A proposal from U.S. Department of the Interior Secretary Deb Haaland seeks to cap methane emissions of methane from drilling activity on public and tribal lands. File photo by Archie Carpenter/UPI | License Photo
Nov. 29 (UPI) -- A draft ruling on methane emissions from oil and gas installations on public and tribal lands should be seen as low-hanging fruit in the effort to abate harmful emissions, the U.S. Interior Department said.
The department put forward proposed rules that would address methane that can escape from drilling activities. Allowing methane to escape, either by venting or flaring -- where a producer simply burns it off -- results in the release of approximately 44.2 billion cubic feet of the greenhouse gas each year.
If captured, that would be enough to power 675,000 average homes, according to federal estimates. Methane is a main ingredient in the natural gas that drives power plants, but it's also a potent greenhouse gas with far more warming potential than carbon dioxide.

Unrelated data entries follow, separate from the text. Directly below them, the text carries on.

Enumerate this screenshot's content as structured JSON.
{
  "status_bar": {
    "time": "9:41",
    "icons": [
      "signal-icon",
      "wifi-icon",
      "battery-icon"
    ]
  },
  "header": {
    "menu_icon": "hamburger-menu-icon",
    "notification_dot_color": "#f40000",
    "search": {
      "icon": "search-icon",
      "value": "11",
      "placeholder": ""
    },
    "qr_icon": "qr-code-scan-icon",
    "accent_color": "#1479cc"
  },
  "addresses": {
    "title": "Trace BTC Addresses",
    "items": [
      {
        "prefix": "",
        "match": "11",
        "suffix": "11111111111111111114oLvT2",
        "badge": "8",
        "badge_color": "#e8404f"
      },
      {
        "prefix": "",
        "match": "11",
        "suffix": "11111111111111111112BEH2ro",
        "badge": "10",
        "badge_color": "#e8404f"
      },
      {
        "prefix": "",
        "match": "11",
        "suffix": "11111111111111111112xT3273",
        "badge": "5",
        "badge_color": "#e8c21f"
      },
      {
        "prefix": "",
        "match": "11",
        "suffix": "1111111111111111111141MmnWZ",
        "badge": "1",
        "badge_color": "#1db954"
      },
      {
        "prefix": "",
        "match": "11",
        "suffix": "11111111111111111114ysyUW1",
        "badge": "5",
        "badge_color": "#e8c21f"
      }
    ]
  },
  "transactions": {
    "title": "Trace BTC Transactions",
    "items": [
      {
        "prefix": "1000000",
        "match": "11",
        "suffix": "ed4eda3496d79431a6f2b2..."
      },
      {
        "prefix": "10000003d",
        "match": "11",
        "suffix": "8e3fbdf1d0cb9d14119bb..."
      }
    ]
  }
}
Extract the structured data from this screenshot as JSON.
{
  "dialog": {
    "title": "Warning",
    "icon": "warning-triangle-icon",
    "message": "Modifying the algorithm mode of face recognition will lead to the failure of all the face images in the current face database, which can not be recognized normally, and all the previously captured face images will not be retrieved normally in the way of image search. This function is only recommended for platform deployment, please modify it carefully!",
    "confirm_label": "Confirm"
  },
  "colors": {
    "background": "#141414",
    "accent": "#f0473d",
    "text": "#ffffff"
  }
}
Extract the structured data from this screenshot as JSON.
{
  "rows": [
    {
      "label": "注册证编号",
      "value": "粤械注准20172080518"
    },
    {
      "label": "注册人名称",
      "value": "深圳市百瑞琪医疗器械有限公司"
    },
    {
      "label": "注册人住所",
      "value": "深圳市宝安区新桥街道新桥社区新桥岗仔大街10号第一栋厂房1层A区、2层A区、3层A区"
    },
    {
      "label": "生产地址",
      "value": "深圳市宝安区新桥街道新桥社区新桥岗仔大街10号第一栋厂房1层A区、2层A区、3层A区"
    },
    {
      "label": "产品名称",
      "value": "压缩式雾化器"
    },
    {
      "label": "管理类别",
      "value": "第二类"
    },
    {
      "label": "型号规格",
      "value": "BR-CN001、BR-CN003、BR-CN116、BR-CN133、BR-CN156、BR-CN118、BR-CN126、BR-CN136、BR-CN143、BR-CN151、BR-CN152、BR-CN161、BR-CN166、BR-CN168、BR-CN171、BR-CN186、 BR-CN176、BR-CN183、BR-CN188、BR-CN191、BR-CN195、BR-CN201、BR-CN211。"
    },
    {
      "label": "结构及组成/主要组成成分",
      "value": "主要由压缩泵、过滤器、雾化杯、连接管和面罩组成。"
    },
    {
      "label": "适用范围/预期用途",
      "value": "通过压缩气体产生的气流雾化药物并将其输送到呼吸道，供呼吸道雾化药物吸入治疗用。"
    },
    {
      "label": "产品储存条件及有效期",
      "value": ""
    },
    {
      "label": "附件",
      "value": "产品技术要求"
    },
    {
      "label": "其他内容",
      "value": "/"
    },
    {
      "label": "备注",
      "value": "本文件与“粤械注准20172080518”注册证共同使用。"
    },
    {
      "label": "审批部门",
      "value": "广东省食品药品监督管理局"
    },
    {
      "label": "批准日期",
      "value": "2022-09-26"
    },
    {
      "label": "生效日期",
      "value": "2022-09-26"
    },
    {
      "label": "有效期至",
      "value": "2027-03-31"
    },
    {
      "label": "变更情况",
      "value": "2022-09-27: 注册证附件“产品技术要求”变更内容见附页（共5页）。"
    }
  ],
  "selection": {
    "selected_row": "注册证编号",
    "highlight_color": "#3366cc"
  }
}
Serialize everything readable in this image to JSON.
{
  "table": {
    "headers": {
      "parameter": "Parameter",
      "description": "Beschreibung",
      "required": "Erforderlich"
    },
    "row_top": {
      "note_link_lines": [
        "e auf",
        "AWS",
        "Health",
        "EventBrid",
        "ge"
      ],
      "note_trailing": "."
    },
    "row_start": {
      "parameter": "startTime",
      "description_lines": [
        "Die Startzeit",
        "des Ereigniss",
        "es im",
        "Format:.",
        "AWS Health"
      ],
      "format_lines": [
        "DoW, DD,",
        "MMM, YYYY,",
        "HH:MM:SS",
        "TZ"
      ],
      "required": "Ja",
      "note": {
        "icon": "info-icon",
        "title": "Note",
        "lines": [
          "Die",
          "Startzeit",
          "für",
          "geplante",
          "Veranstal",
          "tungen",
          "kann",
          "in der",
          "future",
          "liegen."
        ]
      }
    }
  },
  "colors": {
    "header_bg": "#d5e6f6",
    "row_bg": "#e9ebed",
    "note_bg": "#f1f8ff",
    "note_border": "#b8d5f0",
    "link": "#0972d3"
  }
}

Tracy Stone-Manning, the director of the Bureau of Land Management, part of the Interior Department, said addressing waste could be an easy way to tackle lingering climate concerns.
"This draft rule is a common-sense, environmentally responsible solution as we address the damage that wasted natural gas causes," she said in a late Monday statement.
Methane emissions are a growing concern. Climate TRACE, a coalition founded by former U.S. Vice President Al Gore to monitor global emissions, found that more than half of the 50 largest sources of greenhouse gas emissions are associated with oil and natural gas fields and those emissions are vastly under-reported.
The U.S. space agency NASA, meanwhile, has detected a 2-mile plume of methane stretching across New Mexico that's the result of exploration and production activity in the Permian basin, the largest inland source of crude oil in the country.
The Interior Department's proposal would call on oil and gas producers to use "low-bleed" pumps and other equipment, where feasible, to cut emissions from that source. A leak detection program, meanwhile, would be necessary for all federal and tribal land operations.
Elsewhere, drilling applicants would need to develop waste management plans to detail what's available in current pipeline capacity for so-called associated gas, plans that could determine whether or not the government signs off on drilling permits. And if drillers continue to release methane beyond certain limits, it could trigger a fee that could lead to nearly $40 million per year in royalties.
"This proposed rule will bring our regulations in line with technological advances that industry has made in the decades since the BLM's rules were first put in place, while providing a fair return to taxpayers," Interior Secretary Deb Haaland said.
The proposal follows similar efforts from the Environmental Protection Agency to tighten its own rules on methane emissions from oil and gas drillers.
Jon Goldstein, the senior director of legislative affairs at the Environmental Defense Fund, told CNBC the proposal from the Interior Department doesn't go far enough.
"The Biden administration and Secretary Haaland must go further by setting clear requirements to eliminate waste caused by venting and flaring to safeguard public resources while protecting taxpayers and our energy security," he said.
The government offered the proposal up for a 60-day comment period. A final proposal is expected in 2023.